While the 151-day or roughly 5-month extension of telehealth coverage beyond the public health emergency may not provide much long-term clarity regarding telehealth policy, the de-linking of telehealth coverage from the PHE is notable. It gives providers some assurances that the Medicare telehealth policy will not immediately vanish at the end of PHE while still keeping the pressure on Congress to pass longer-term extensions of telehealth policy.
“It is pretty clear that Congress would like more data on telehealth before committing to a permanent or even a year-long extension of telehealth policy,” said Sarah Hohman, Deputy Director of Government Affairs for NARHC. “But this desire to gather more information is another reason to retire the special payment rule for RHCs as soon as possible. There isn’t much insight to be gleaned from RHC telehealth data if we continue to use the G2025 code to bill for telehealth as it completely obscures and distorts the claims data.”
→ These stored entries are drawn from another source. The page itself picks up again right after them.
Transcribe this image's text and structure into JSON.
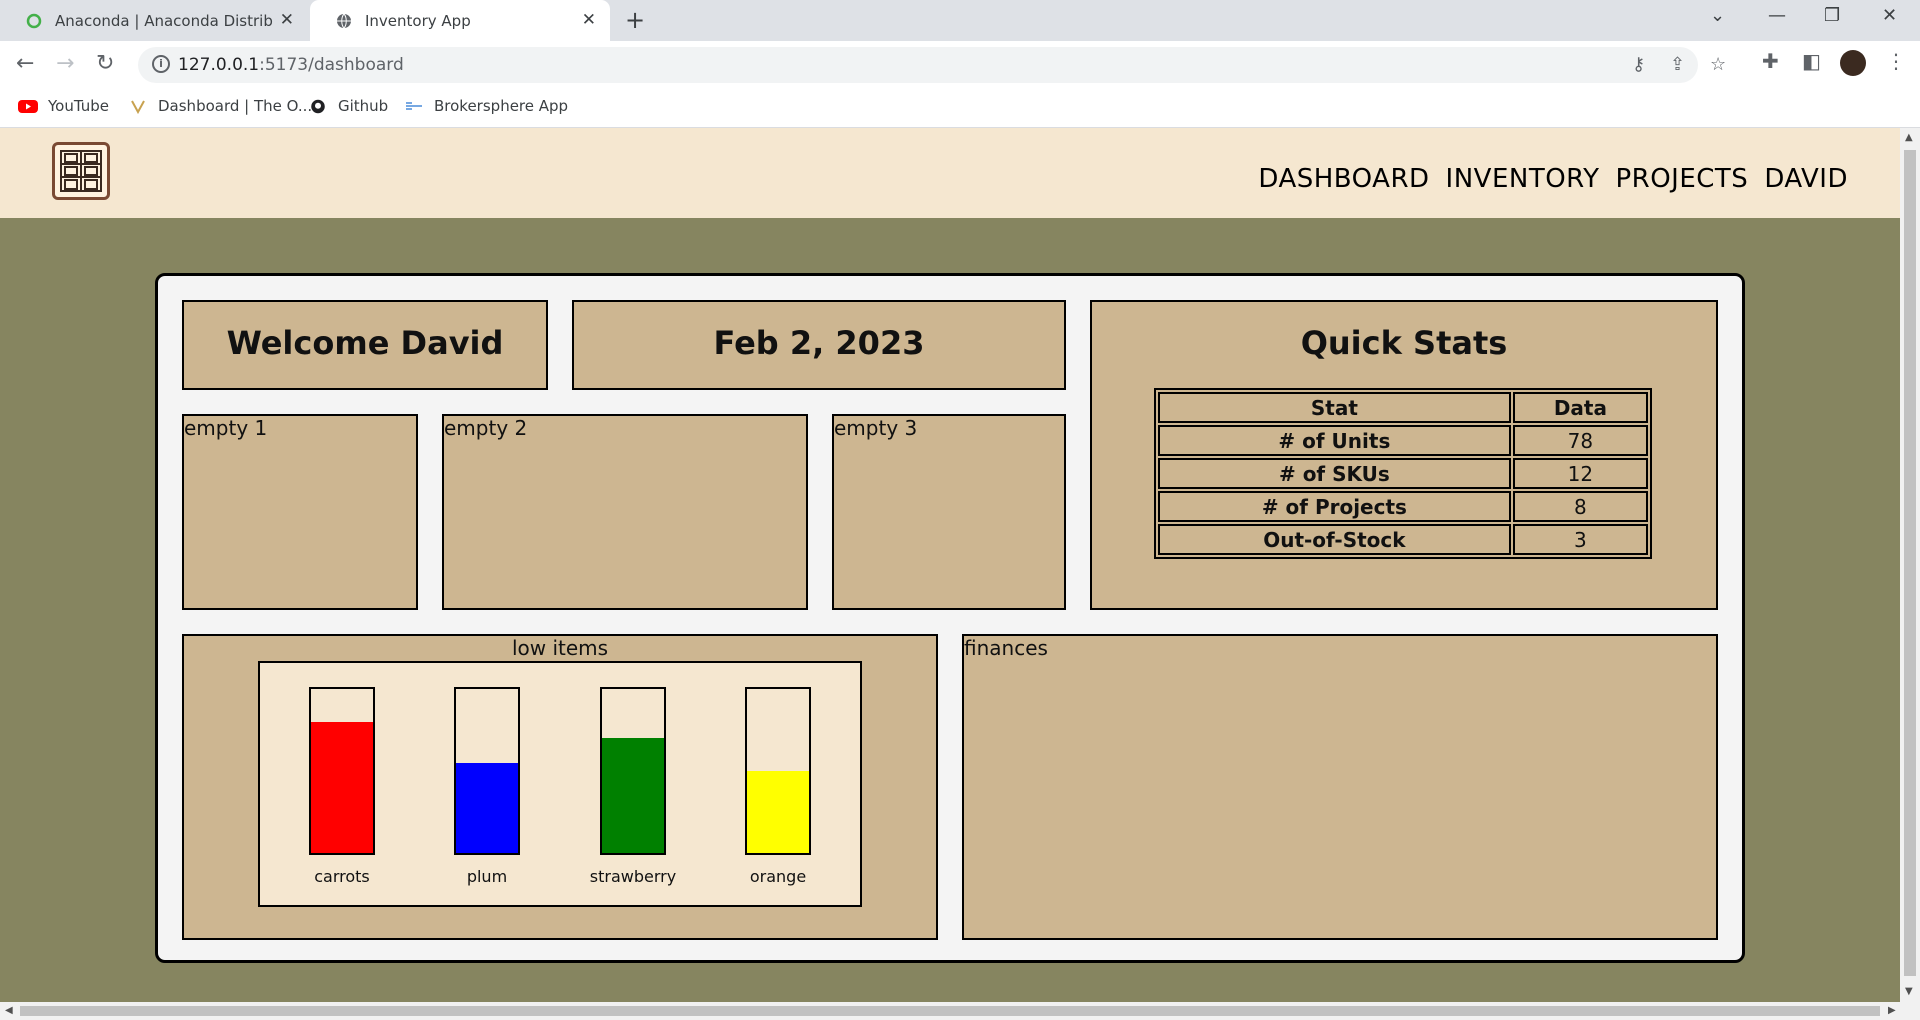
{
  "browser": {
    "tabs": [
      {
        "title": "Anaconda | Anaconda Distribution",
        "active": false
      },
      {
        "title": "Inventory App",
        "active": true
      }
    ],
    "url_host": "127.0.0.1",
    "url_path": ":5173/dashboard",
    "bookmarks": [
      "YouTube",
      "Dashboard | The O...",
      "Github",
      "Brokersphere App"
    ]
  },
  "nav": {
    "links": [
      "DASHBOARD",
      "INVENTORY",
      "PROJECTS",
      "DAVID"
    ]
  },
  "dashboard": {
    "welcome": "Welcome David",
    "date": "Feb 2, 2023",
    "empty_panels": [
      "empty 1",
      "empty 2",
      "empty 3"
    ],
    "quick_stats": {
      "title": "Quick Stats",
      "headers": [
        "Stat",
        "Data"
      ],
      "rows": [
        [
          "# of Units",
          "78"
        ],
        [
          "# of SKUs",
          "12"
        ],
        [
          "# of Projects",
          "8"
        ],
        [
          "Out-of-Stock",
          "3"
        ]
      ]
    },
    "low_items_title": "low items",
    "finances_title": "finances"
  },
  "chart_data": {
    "type": "bar",
    "categories": [
      "carrots",
      "plum",
      "strawberry",
      "orange"
    ],
    "values": [
      0.8,
      0.55,
      0.7,
      0.5
    ],
    "colors": [
      "#ff0000",
      "#0000ff",
      "#008000",
      "#ffff00"
    ],
    "ylim": [
      0,
      1
    ]
  }
}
NARHC will continue to advocate for normal coding, normal cost reporting, and normal reimbursement for telehealth visits. While fee-for-service offices currently have payment parity between their in-person and telehealth services, RHCs and FQHCs continue to receive significantly less for telehealth visits than they would if they performed that visit in person. Unfortunately, the current policy continues to serve as a major disincentive for safety-net providers to invest in telehealth offerings.
The notable exception to the special payment rule, is, of course, the RHC mental health telehealth payment policy which began in 2022. For mental health encounters provided via telehealth, RHCs code normally, bill normally, use normal cost reporting concepts, and are reimbursed at their All-Inclusive Rate. This is exactly the telehealth policy NARHC believes should be extended to all telehealth encounters and is proof positive that Medicare can pay RHC telehealth encounters normally without the special payment rule.
“Projecting forward, the high-level outlook is pretty clear that telehealth is here to stay, and we will not go back to pre-COVID policies,” said Baugh. “However, we are probably a long way away from a permanent Medicare telehealth policy. There are a lot of different opinions on exactly how telehealth should work, and Congress will have to balance these perspectives until a consensus is formed. In the meantime, NARHC will continue to fight for RHCs and RHC patients to ensure that we are treated equitably.”